Another: “Academic departments often make use of ‘work in progress’ seminars where, in a hopefully supportive environment, one or two people present what they are up to and show the hidden writing that we usually conceal. The idea is to just talk about the ideas, and possibly to work through possible challenges.”
I’ve been personally motivated to take on something that bridges gaps between private writing seminars, and IntroComp. I’ve thought of hosting a monthly game jam on itch.io, but that would take both moderation and marketing efforts, consistently. (If anyone can recommend a good private versioned-publishing tool similar to itch.io… I’m all ears!)
I would be eager to join or help start a group along these lines. What do you think?
I am extremely interested in operational MUD servers with existing communities! For the reading/writing group I was thinking of a combination between a MUD-like and Zoom. In my ideal group’s charter, we would start with:
Zoom && (ifMUD OR Seltani OR xMU**)
OR 2) Gather && (embedded Seltani OR MU*)

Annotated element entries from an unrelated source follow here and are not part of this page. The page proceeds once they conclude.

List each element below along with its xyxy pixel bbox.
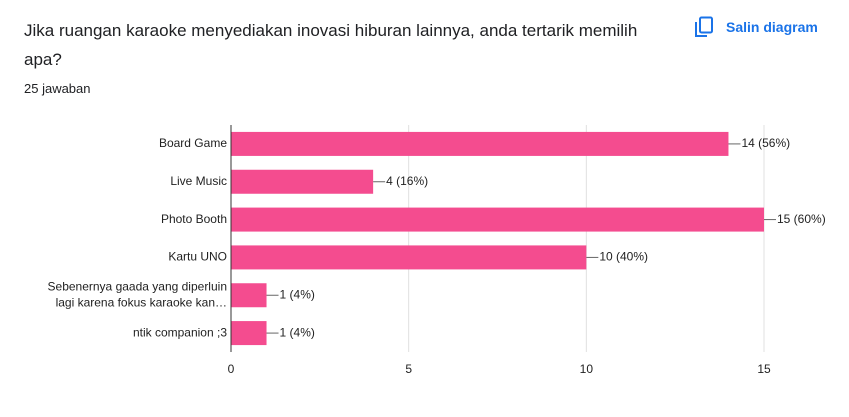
copy-label: Salin diagram bbox=[726, 19, 818, 35]
value-label: 1 (4%) bbox=[280, 325, 315, 339]
bar bbox=[231, 131, 729, 156]
y-tick-label: Live Music bbox=[170, 174, 227, 188]
y-tick-label: Photo Booth bbox=[161, 212, 227, 226]
y-tick-label: Board Game bbox=[159, 136, 227, 150]
bar bbox=[231, 169, 374, 194]
question-title: Jika ruangan karaoke menyediakan inovasi… bbox=[24, 21, 638, 69]
x-tick-label: 10 bbox=[580, 362, 594, 376]
x-tick-label: 5 bbox=[405, 362, 412, 376]
value-label: 14 (56%) bbox=[741, 136, 790, 150]
bar bbox=[231, 321, 267, 346]
y-tick-label: Sebenernya gaada yang diperluin lagi kare… bbox=[48, 279, 227, 309]
x-tick-label: 15 bbox=[757, 362, 771, 376]
value-label: 4 (16%) bbox=[386, 174, 428, 188]
response-count: 25 jawaban bbox=[24, 81, 91, 96]
y-tick-label: ntik companion ;3 bbox=[133, 325, 227, 339]
value-label: 10 (40%) bbox=[599, 250, 648, 264]
bar bbox=[231, 207, 764, 232]
y-tick-label-line: lagi karena fokus karaoke kan… bbox=[56, 295, 227, 309]
bar bbox=[231, 245, 587, 270]
x-tick-label: 0 bbox=[228, 362, 235, 376]
y-tick-label: Kartu UNO bbox=[168, 250, 227, 264]
value-label: 15 (60%) bbox=[777, 212, 826, 226]
copy-icon bbox=[695, 16, 713, 37]
value-label: 1 (4%) bbox=[280, 287, 315, 301]
bar bbox=[231, 283, 267, 308]
copy-button[interactable]: Salin diagram bbox=[694, 16, 818, 38]
y-tick-label-line: Sebenernya gaada yang diperluin bbox=[48, 279, 227, 293]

XOR 3) some unidentified integration of all these options
My personal bugbear is porting my favorite MUD source to include an Inform front-end, but that is far larger than the scope of this R&W Group notion.
edit: @fos1 is there a particularly good guide to YFMUD composition tools?

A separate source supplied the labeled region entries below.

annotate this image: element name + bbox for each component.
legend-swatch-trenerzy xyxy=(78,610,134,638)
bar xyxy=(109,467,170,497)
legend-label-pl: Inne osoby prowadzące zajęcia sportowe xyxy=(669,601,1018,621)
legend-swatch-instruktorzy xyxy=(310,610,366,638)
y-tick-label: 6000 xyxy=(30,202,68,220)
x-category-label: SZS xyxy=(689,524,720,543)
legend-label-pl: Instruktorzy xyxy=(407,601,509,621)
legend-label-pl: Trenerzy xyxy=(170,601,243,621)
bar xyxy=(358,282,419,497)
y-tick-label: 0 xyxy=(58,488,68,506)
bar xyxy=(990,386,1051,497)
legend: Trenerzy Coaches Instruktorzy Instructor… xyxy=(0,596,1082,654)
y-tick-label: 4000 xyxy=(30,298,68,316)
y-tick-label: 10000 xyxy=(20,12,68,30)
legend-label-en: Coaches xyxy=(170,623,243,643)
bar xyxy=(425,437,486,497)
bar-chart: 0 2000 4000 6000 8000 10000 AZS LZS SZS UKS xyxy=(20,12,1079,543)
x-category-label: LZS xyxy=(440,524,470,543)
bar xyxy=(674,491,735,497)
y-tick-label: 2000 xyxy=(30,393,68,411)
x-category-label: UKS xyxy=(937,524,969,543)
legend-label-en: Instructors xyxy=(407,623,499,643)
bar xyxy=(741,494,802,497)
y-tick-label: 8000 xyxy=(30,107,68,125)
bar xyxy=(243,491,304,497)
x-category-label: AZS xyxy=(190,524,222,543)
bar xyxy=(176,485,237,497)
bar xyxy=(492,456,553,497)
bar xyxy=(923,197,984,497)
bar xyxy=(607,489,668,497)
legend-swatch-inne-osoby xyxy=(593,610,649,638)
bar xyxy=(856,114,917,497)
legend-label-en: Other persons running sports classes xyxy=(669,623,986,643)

I like your list @dvd , though personally I would be most excited by something even simpler: something like a book club model with time to look through things individually and then time to get together to discuss and gain insights, and other times to meet up and share work inspired by what people are exploring. This seems like it would be a lot easier to do than to setup custom tooling to do this within a MUD/MOO environment (though I recognize how cool that would be).
So all we’d need is:
a) some people kinda interested in aligning their investigations and getting together at some sort of cadence,
b) a sticky note type approach in a thread just like this one where the group scopes in from all of interactive fiction’s history and platforms to a specific topic/platform/title to investigate, with offset help in the thread for those unfamiliar with installing or accessing sources or how to document their experiences as they go to help with discussion,
c) a means to connect as a group that is pretty easily accessible to those who agree to participate and who discover this as this goes. It doesn’t even have to be webconferencing or a realtime tool – it could just be a chat thread here, on Discord or Slack – though I think you are right that something with faces and screensharing would making showing up much more likely!

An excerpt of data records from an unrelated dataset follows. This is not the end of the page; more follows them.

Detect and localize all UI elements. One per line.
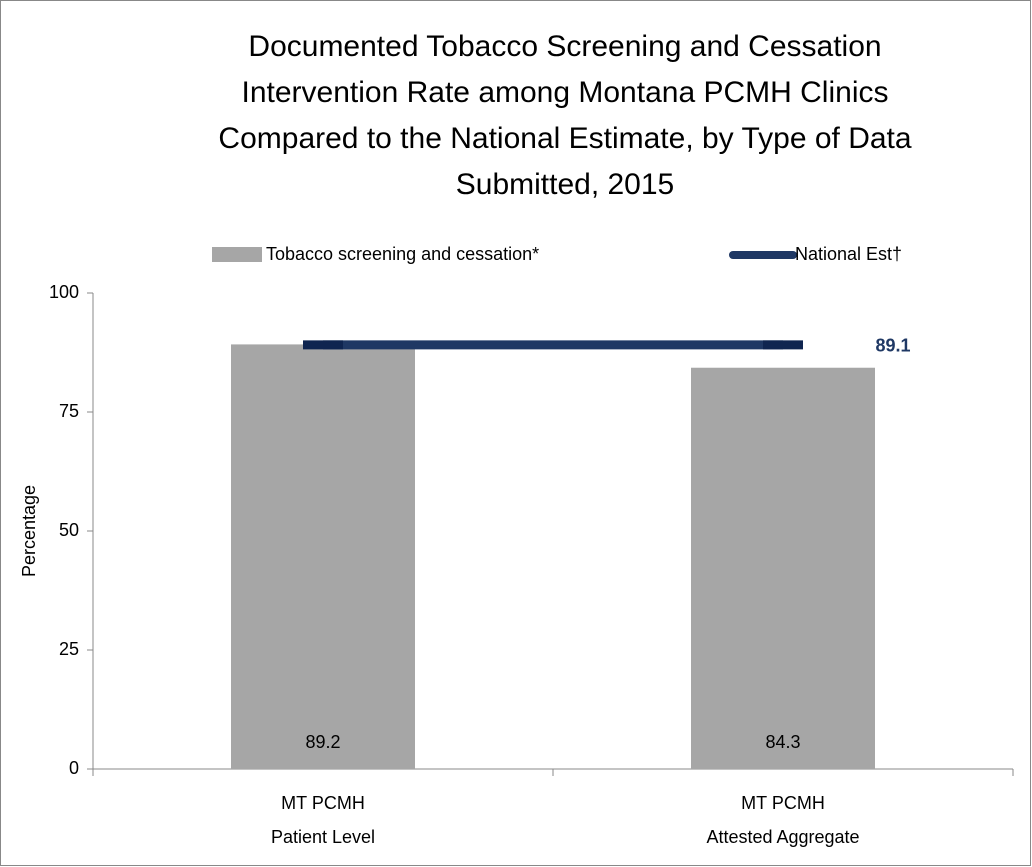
chart-title: Documented Tobacco Screening and Cessati… (248, 30, 881, 63)
chart-title: Intervention Rate among Montana PCMH Cli… (242, 76, 889, 109)
bar (691, 367, 875, 769)
y-tick-label: 0 (69, 758, 79, 778)
y-tick-label: 100 (49, 282, 79, 302)
x-tick-label: MT PCMH (281, 793, 365, 813)
bar (231, 344, 415, 769)
line-value-label: 89.1 (875, 336, 910, 356)
chart-title: Submitted, 2015 (456, 168, 674, 201)
x-tick-label: Attested Aggregate (706, 827, 859, 847)
legend-label: National Est† (795, 244, 902, 264)
x-tick-label: MT PCMH (741, 793, 825, 813)
bar-value-label: 84.3 (765, 732, 800, 752)
y-tick-label: 75 (59, 401, 79, 421)
chart-title: Compared to the National Estimate, by Ty… (218, 122, 911, 155)
y-axis-label: Percentage (19, 485, 39, 577)
y-tick-label: 25 (59, 639, 79, 659)
legend-swatch (212, 247, 262, 262)
y-tick-label: 50 (59, 520, 79, 540)
legend-label: Tobacco screening and cessation* (266, 244, 539, 264)
bar-value-label: 89.2 (305, 732, 340, 752)
x-tick-label: Patient Level (271, 827, 375, 847)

This kind of a approach would just need something like a list of games in specific traditions created with specific tools that the group can play, can review its source, and share insights into how some mechanics work, perhaps invite in authors or savvy community members who can illuminate what isn’t obvious to one just studying these things on ones own.
Probably equally important that the group schedules to meet regularly to discuss and have a real-time experience of looking at things together – and keeping up the consistency and fighting everyone’s impossibly busy schedules is probably the hardest thing to do of everything discussed here.
And if someone or some small group has the passion to host some sort of regular activity even if it is super narrow focus, and keeps it going, there will likely be pickup and folks following along. My own interests are much more Inform7, Choicescript, Ink, and Twine (already too broad), but if you start an amazing weekly MOO party that reveals the secrets of the formats/approaches and has lots of amazing collaborations happening, then I’d just be like “ah, I’ll check this out even though I wasn’t that interested at the start!”
Come to think of it, all you need are a group of people who are passionate about learning who have a decently aligned goal for what to learn – all of the other process stuff and where to do it etc will just come from who is willing to commit to showing up. No need to “build it and they’ll come” and no need to solve problems better solved by the participants after they get together.